Hamilton began his dance with the devil, stealing beer and alcohol from his parents – just for the thrill of doing something he knew was wrong.

“By the time I was 15 and going into Grade 10 I literally drank every day, I was hammered,” he says, noting the alcohol abuse segued into ecstasy, then cocaine and dropping out of school. “I was loaded every night on everything you can think of.”

A year later, Hamilton switched schools and managed to graduate, despite doing ecstasy four or five times a day.

Graduation year was followed by three “brutal” car accidents, two of which were caused by his intoxication.

He escaped from them with cuts and bruises and nobody died.

At the age of 19, in a Vancouver Island courtroom where he was given two-years probation instead of the two-year prison sentence the  Crown had requested, Hamilton knew he had a serious problem.

He went into a treatment centre with the idea that he would give something up. Two months later he left and managed to get by with alcohol only for about eight or nine months.

Hamilton moved to the Lower Mainland when he was 21 and increased his intake of both booze and coke, sinking further into addiction.

Over the next four years he became a regular in the Vancouver nightlife scene, his relationships were failing and, when he couldn’t find a supply of coke, turned to crack.

“When you start to do that it’s a pretty quick downward spiral for sure,” he says, pointing out that as messed up as his life was, he always managed to keep his music moving forward.

“I knew I didn’t have much time left, I  was starting to bomb at shows because I was so bombed,” he says. “I knew everything was gonna go to crazy.”

In January 2012,  Hamilton again entered rehab, this time with a different attitude and a commitment to getting well that he did not have as a teen.

The music provided the creative outlet Hamilton needed to release his pain and re-affirm positive messages – pain and messages like he offers in Bringin’ the Hope Back.


Things can get hopeless/ hopeless.

Thinking of brokeness/brokeness.

Sometimes, Even I don’t know Chris,

You wouldn’t know yourself on a two-month dope binge – broken.

Things that I’ve spoken/spoken.

Closed doors that were open

but when I get to feelin’ hopeless and all that, What?”

No worries, I’m bringin’ the hope back.”

By writing the words and reading them “a million times” in order to memorize them for performances, Hamilton says the messages do stick with him and the music gives him the focus he needs to stay well.

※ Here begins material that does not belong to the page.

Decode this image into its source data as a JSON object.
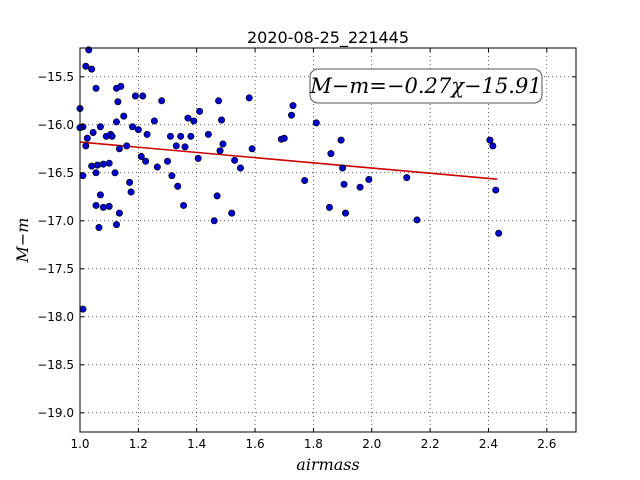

“It’s a better way to live; I don’t ever want to feel like that again,” he says, pointing out he can never be sure he will never relapse but is doing everything he can to prevent that from happening. “I am sober right now and that’s awesome. I’ve been sober for over a year, but I am focused on today.”

He has focused too on renewing relationships with his family and friends.

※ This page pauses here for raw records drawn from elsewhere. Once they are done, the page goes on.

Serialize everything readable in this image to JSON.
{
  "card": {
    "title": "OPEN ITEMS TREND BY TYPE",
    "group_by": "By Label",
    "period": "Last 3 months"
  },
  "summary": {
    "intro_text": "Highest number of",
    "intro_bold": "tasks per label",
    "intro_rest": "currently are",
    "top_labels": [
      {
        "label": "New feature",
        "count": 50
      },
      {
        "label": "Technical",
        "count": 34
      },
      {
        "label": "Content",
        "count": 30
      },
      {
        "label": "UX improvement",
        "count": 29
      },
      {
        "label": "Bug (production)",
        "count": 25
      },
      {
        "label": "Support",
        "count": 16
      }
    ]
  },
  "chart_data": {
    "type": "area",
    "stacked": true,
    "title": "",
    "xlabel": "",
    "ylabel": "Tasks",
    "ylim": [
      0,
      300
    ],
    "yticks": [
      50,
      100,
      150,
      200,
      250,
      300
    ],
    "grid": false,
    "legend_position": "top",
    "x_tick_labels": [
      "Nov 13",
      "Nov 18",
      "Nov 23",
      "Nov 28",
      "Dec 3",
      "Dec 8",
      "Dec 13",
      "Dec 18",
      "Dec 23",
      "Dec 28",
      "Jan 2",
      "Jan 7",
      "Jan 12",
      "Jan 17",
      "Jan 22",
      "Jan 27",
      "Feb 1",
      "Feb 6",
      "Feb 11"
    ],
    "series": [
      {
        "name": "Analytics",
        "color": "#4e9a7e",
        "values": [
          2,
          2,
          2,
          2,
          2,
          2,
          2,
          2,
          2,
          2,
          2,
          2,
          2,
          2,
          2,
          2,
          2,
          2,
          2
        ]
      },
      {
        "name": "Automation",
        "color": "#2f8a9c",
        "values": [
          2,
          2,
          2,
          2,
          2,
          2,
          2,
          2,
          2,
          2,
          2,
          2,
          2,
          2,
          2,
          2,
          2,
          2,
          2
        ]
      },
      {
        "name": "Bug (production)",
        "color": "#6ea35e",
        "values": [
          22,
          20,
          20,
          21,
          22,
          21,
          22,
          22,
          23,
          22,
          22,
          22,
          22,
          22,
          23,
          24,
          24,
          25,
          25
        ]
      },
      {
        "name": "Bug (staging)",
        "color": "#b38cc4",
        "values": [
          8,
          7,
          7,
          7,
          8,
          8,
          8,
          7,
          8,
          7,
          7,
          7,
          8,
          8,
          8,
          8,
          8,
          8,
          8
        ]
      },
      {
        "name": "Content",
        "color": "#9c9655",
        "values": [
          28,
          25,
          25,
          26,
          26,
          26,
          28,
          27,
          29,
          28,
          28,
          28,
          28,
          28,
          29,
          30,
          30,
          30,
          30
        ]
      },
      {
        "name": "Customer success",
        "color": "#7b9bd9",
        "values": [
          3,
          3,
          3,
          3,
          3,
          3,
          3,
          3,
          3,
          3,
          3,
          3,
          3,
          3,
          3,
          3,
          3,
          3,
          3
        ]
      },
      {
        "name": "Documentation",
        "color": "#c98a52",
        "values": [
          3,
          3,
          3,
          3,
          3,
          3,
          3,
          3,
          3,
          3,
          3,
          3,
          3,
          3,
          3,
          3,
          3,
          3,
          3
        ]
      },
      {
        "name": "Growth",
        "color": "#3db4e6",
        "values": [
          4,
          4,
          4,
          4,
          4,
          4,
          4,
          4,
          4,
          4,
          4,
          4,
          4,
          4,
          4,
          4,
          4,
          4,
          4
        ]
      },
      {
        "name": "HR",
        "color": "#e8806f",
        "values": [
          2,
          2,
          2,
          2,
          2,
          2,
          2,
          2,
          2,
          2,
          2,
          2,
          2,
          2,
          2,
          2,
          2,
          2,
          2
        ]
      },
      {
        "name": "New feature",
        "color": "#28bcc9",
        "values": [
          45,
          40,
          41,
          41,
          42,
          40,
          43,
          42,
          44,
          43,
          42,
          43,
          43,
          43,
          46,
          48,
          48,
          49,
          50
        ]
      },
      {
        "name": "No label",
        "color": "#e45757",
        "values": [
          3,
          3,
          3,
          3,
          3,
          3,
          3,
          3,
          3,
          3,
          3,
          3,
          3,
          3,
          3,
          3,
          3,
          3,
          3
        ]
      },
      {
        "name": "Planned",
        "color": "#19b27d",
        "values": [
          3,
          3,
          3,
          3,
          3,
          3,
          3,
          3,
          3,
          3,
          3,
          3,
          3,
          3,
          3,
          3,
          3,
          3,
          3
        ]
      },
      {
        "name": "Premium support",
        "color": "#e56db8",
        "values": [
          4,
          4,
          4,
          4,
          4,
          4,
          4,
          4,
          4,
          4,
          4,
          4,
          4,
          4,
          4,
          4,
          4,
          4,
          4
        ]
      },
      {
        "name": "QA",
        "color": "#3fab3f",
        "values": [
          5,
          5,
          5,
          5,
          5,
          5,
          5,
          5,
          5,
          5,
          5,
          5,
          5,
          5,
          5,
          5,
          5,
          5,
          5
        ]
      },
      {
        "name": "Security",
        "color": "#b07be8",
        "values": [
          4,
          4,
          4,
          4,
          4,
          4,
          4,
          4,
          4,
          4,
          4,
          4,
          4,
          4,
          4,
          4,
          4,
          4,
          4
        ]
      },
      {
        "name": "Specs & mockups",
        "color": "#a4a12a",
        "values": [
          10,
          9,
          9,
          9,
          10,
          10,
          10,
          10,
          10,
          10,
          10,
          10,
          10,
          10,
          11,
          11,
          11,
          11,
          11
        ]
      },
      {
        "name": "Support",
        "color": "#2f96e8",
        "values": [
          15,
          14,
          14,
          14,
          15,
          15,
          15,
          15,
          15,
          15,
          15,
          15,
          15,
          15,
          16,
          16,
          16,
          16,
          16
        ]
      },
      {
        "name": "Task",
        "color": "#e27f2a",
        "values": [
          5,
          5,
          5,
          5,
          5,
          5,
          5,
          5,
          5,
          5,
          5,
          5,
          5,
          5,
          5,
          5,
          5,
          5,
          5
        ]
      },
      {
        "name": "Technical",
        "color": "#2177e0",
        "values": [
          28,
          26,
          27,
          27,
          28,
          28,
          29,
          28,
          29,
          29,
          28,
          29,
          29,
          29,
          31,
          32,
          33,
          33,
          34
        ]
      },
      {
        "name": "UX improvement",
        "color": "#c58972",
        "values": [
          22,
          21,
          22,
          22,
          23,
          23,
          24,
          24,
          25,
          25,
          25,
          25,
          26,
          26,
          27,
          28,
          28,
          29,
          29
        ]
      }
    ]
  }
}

“I can tell sometimes my mom walks on eggshells and I was not always welcome in my own home,” he says, happily explaining Christmas at home this year was the first one in many years. “It’s been a journey to rebuild the relationships – friends who wouldn’t have anything to do with me are good friends again.”

Hamilton says he doesn’t preach to anyone else about the danger of doing drugs and alcohol. But if someone offers him a beer, he doesn’t just say ‘no thanks,” he explains why he won’t have one and what it’s like when drugs and alcohol take over your soul .

“The drugs are pushin’ my buttons/

Until I’m hurtin’ for somethin,’ then I’m turnin’ up dirty and rotten

Early in mornin’, whole family nearly in mournin’

Over the snortin’, it’s a horrible moral abortion…”

Clean for more than a year, Hamilton looks forward to every day and is hoping his new CD and the tour will take his career to new heights.

“Music is my life,” he says. “And I’d rather be a workaholic than an alcoholic.”

A mixtape Hamilton released at Christmas is currently number five on the Canadian radio hip hop charts and he has opened for such popular hip hop acts as Xzibit, Talib Kweli, and Jeru the Damaja… among others.

“I collaborated with recent Juno nominee Jasmin Parkin of Mother Mother on a song that is on the new album,” he says. “I also collaborated with Kyprios, one of the most acclaimed hip hop artists in the country and another Juno nominee.”